UPDATED 15:01 EDT / OCTOBER 12 2011

NEWS

RSA Blames “Nation State” and Tag-Team Hackers for Ides of March SecurID Breach

In March, RSA suffered a cyberattack that compromised their SecurID platform and led to a recall and increased paranoia among their defense contractor customers. Yesterday at a press conference an RSA spokesman mentioned that they believe it was the act of two separate hacking outfits both of whom could be connected to a nation state.

Although RSA did not mention which nation state they believed to be behind the hacks.

ZDNet UK reported extensively on the press conference and the wrap up of what we understand occurred before and after the attacks.

“We know there were two groups because of the methodology in the attack,” RSA executive chairman Art Coviello said on Tuesday. “We have not attributed the attack to a particular nation state, although we are very confident, with the skill and the degree and the resource behind the attack, that it could only have been perpetrated by a nation state.”
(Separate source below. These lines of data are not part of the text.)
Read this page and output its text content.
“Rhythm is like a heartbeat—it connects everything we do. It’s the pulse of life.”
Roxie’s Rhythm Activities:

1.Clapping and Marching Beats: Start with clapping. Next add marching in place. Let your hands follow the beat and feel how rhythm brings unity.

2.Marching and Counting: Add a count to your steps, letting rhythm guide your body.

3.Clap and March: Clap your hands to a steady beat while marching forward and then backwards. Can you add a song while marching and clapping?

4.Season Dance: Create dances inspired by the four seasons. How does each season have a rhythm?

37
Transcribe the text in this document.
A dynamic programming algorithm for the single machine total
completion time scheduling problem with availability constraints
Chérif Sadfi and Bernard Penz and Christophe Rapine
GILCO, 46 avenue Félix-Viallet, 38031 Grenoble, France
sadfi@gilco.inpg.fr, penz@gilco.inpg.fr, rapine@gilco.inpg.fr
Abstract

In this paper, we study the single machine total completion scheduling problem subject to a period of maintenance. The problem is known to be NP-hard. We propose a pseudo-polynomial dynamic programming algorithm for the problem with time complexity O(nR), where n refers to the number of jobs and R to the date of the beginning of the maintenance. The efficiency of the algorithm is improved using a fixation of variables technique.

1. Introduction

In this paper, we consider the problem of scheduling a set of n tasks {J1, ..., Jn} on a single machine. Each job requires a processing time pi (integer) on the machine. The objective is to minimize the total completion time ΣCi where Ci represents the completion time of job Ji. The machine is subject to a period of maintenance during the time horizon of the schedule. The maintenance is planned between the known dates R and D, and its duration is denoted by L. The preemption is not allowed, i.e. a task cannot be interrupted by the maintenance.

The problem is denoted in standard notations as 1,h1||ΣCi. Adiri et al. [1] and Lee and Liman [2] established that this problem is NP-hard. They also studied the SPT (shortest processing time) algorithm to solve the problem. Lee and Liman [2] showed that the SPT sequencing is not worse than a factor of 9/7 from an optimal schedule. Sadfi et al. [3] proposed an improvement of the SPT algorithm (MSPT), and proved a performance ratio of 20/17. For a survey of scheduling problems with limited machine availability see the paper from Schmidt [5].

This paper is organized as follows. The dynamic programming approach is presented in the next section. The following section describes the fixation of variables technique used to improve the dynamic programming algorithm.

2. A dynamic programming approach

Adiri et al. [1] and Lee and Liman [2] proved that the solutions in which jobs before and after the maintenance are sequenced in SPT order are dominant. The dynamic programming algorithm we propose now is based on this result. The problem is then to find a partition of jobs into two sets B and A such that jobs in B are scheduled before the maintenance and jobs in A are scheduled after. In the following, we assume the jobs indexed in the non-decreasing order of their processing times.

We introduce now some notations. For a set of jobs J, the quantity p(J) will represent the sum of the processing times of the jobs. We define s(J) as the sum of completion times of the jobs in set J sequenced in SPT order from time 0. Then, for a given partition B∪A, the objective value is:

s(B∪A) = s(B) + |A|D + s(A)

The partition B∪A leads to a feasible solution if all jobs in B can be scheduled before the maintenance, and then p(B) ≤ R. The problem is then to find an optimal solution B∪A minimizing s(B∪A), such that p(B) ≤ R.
After the attacks had been announced by RSA reports from various defense contractors began to filter in as they noticed and stopped strange activity on their networks: affected contractors included Lockheed Martin, Northop Grumman, and L-3 Communications. RSA acknowledged that the cryptographic keys underlying the encryption that protected the SecurID confidence system had been compromised and called for a recall of all the current keys; that action and subsequently adding transaction monitoring cost RSA $66 million.

According to Art Coviello, the tag-team hackers first involved spear-phishing attacks against RSA employees posing as trusted people. The phishing pushed malware that involved a zero-day exploit to establish a beachhead—according to report at PCWorld, the exploit may have been an Excel spreadsheet with an infected Adobe Flash file.

Once the attackers got a foothold within RSA’s systems they began to fortify their position and gain network access. From there, the second team infiltrated the network, traversed the various systems, and began looking for their intended target: defense contractor SecurID key codes. The attack appeared to be highly sophisticated and used knowledge of the software running in the networks to obfuscate the movements and probing 1of the hackers.

According to Chief Security Officer Eddie Schwartz, RSA uncovered the attack before any of their customers had been compromised by the stolen cryptographic keys. No hack attempts against RSA customers were successful—even those apparent against Lockheed, Northop, and L-3 Communications were detected and thwarted; but those came after RSA reported the breach and informed their customers.

Law enforcement and intelligence agencies in the UK are still looking into the source of the attacks—no doubt this is true of the US as well.

We’ll keep you appraised should any further information reveal itself from this high-profile hacking incident.